Humane Schrecken im Namen von Harmonie und Frieden
Originaltitel | China Protokolle – Vernichtungsstrategien der KPCh im größten Überwachungsstaat der Welt |
Ursprungsland | Deutschland |
Jahr | 2021 |
Gattung | Sachbuch |
Bände | 1 |
Genre | Erfahrungsbericht |
Autoren | Alexandra Cavelius; Sayragul Sauytbay |
Verlag | Europaverlag |
Veröffentlichung: 28. Oktober 2021 |
In dem Buch China Protokolle kommen Mütter und Väter, Wissenschaftler sowie eine gefeierte, in der Volksrepublik sehr bekannte, aber nun zensierte kasachische Modedesignerin zu Wort. Sie alle erzählen von physischer und psychischer Folter durch den Staat. Sayragul Sauytbay berichtet in ihrem Buch zudem selbst über die Situation der Kinder von Inhaftierten und Nicht-Inhaftierten. So werden auch die Kleinsten bereits indoktriniert und in den Schulen zu „gehirngewaschene[n] Soldaten“ herangezogen. Die Modedesignerin Dina Nurdybay berichtet über moderne Sklaverei und wie die chinesische Regierung ihre wirtschaftliche Existenz grundlos zerstörte, während die mehrfache Mutter Zumret Dawut über die Folgen von Zwangssterilisation, Zwangsabtreibung, Medikamentenzwang und Folter aufklärt. Auch ihre persönlichen Ängste um die Sicherheit ihrer Kinder schildert Zumret, insbesondere im Zusammenhang mit der sogenannten Verwandtschaftlichungs-Kampagne der KPCh, die für Terror und Überwachung in den eigenen vier Wänden sorgt. So unterschiedlich die Zeug*innen in ihrer beruflichen Laufbahn auch sind, sie alle haben etwas gemeinsam: Sie alle kämpfen nach ihrer Entlassung mit psychischen sowie physischen Belastungen aufgrund ihrer Inhaftierung, den Drangsalierungen durch Staatsbeamte nach ihrer Freilassung und leben selbst im Asyl in ständiger Furcht vor dem langen Arm der KPCh. Jeder Bericht ist erschreckend und vermittelt das Bild eines Staates, der Individualismus sowie Meinungs- sowie Religionsfreiheit verachtet und den Menschen seine Doktrin für das große Ganze aufzwingen will.

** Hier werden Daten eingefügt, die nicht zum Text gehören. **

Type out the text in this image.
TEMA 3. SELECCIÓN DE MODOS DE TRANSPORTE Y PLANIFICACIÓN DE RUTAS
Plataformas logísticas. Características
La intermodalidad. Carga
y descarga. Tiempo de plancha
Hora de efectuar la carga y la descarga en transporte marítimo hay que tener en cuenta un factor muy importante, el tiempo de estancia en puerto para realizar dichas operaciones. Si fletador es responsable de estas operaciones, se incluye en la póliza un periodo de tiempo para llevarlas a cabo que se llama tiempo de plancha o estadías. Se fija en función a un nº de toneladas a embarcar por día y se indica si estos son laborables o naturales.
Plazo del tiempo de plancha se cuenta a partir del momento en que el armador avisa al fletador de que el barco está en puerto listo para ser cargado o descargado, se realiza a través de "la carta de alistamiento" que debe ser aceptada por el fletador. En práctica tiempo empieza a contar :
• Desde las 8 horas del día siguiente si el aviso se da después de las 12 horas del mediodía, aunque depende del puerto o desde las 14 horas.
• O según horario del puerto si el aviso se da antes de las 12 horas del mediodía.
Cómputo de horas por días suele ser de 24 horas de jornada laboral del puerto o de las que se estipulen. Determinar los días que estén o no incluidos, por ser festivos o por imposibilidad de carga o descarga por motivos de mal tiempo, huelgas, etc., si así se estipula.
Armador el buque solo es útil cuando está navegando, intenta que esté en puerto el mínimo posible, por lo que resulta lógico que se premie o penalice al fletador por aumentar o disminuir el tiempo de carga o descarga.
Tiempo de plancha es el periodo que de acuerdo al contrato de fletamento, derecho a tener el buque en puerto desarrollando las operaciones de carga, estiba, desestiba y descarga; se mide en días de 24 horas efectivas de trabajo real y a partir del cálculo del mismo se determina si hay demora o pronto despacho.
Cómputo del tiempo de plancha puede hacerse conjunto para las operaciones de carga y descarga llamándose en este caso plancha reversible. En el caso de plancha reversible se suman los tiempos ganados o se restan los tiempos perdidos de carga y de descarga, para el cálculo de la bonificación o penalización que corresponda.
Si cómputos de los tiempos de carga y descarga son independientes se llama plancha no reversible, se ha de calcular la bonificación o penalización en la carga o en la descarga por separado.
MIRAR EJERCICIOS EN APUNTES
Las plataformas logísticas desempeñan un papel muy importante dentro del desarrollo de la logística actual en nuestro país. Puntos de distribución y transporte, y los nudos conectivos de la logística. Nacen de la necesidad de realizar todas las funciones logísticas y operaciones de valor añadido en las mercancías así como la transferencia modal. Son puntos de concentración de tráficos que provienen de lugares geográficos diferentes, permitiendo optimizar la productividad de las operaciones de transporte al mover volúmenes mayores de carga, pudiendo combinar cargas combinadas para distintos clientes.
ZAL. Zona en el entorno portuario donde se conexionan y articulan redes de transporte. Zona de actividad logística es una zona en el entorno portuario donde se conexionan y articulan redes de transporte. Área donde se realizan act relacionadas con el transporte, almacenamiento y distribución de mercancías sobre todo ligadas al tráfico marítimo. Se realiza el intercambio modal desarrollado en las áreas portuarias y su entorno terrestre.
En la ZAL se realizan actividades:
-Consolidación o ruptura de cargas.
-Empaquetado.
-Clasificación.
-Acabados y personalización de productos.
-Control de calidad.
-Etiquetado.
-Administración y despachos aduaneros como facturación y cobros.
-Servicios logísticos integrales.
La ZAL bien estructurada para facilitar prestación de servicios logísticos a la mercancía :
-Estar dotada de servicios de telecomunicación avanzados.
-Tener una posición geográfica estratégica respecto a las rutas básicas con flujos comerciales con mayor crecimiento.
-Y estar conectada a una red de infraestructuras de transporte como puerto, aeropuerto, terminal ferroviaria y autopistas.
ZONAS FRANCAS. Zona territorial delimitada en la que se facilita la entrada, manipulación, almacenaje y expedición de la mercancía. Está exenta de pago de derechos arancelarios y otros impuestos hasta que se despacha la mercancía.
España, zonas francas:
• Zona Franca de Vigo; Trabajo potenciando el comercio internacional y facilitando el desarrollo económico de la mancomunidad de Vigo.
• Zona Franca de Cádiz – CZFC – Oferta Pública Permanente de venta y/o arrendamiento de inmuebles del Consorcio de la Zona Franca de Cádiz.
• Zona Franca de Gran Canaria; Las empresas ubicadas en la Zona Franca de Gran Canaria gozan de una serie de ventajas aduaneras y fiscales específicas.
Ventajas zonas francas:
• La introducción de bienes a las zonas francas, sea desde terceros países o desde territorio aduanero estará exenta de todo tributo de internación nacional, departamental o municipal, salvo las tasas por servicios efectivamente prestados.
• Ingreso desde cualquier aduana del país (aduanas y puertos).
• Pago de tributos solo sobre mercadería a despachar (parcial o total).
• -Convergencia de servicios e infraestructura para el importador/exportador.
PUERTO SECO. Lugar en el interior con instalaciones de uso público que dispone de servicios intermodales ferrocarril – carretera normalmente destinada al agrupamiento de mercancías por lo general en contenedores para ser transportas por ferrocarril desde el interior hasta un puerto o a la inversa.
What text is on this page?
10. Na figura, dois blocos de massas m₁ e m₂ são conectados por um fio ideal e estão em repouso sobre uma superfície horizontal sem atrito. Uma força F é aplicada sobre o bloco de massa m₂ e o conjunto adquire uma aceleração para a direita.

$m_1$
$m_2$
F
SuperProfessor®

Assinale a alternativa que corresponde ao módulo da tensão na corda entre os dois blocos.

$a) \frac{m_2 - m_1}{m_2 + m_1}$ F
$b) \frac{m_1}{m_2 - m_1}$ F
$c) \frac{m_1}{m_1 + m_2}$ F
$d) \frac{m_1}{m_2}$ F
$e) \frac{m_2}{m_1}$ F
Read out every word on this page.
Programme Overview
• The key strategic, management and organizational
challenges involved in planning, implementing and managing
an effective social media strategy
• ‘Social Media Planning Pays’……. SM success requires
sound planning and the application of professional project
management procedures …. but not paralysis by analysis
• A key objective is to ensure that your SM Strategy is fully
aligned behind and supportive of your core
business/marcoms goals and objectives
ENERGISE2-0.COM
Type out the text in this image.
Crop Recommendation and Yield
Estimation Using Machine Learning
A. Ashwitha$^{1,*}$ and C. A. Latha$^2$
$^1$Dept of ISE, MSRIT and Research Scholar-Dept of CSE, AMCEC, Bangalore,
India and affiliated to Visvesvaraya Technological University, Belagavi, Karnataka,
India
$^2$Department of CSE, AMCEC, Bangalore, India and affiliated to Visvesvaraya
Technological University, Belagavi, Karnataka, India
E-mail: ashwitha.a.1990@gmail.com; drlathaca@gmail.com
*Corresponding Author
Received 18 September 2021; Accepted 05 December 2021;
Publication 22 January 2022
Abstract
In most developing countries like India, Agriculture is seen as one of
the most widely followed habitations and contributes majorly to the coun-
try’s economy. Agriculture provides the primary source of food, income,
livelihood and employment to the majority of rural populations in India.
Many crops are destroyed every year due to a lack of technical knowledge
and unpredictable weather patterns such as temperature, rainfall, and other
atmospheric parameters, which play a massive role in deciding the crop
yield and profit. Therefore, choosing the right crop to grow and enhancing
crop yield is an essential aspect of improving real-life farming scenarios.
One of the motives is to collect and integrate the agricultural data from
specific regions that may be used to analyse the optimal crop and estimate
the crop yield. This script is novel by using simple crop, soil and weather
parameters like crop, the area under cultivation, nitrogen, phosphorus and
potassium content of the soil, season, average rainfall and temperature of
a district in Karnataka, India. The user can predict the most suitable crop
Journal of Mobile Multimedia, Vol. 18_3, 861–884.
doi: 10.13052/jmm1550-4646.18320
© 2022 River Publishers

Kaltes Kalkül der Kader und Gehirnwäsche
China Protokolle klärt nicht nur über die persönlichen Schicksale der Betroffenen auf, sondern berichtet auch über Gehirnwäsche, mit der die Kader ihre Landsleute indoktrinieren, um ihre Politik zu stabilisieren. Das beginnt bereits im Kindesalter an Kindergärten sowie Schulen und geht weiter über Einschränkungen im alltäglichen Leben und Propaganda-Unterricht in den Umerziehungslagern. An diesen müssen die Inhaftierten teilnehmen und ihre Liebe für Partei und Staat beweisen. Dabei gehen die Kader kompromisslos vor, indem sie nach außen hin ein Feindbild schärfen, Demokratien ihren Stellenwert abschreiben und ihre eigenen Ziele durch Sprachmanipulation verschleiern. Diese Manipulation präsentiert sich vor allem in Form von Euphemismen. So heißt es „Bevölkerungsoptimierung“ statt „Geburtenkontrolle“ und die von Mao Zedong verursachte Hungersnot von September 1958 bis Februar 1961 wird nur noch als „drei Jahre andauernde Naturkatastrophe“ bezeichnet. Dagegen werden die Partei, deren Wirtschaftspläne und Präsident Xi Jinping glorifiziert. Tatsächlich berichtet die bereits erwähnte Dina Nurdybay über Chinas Welteroberungspläne, das in drei Projekte eingeteilt sei: 2035 soll China die USA als Weltmacht ablösen soll. Das Projekt der Neuen Seidenstraße sei hierbei ein Teil des Plans.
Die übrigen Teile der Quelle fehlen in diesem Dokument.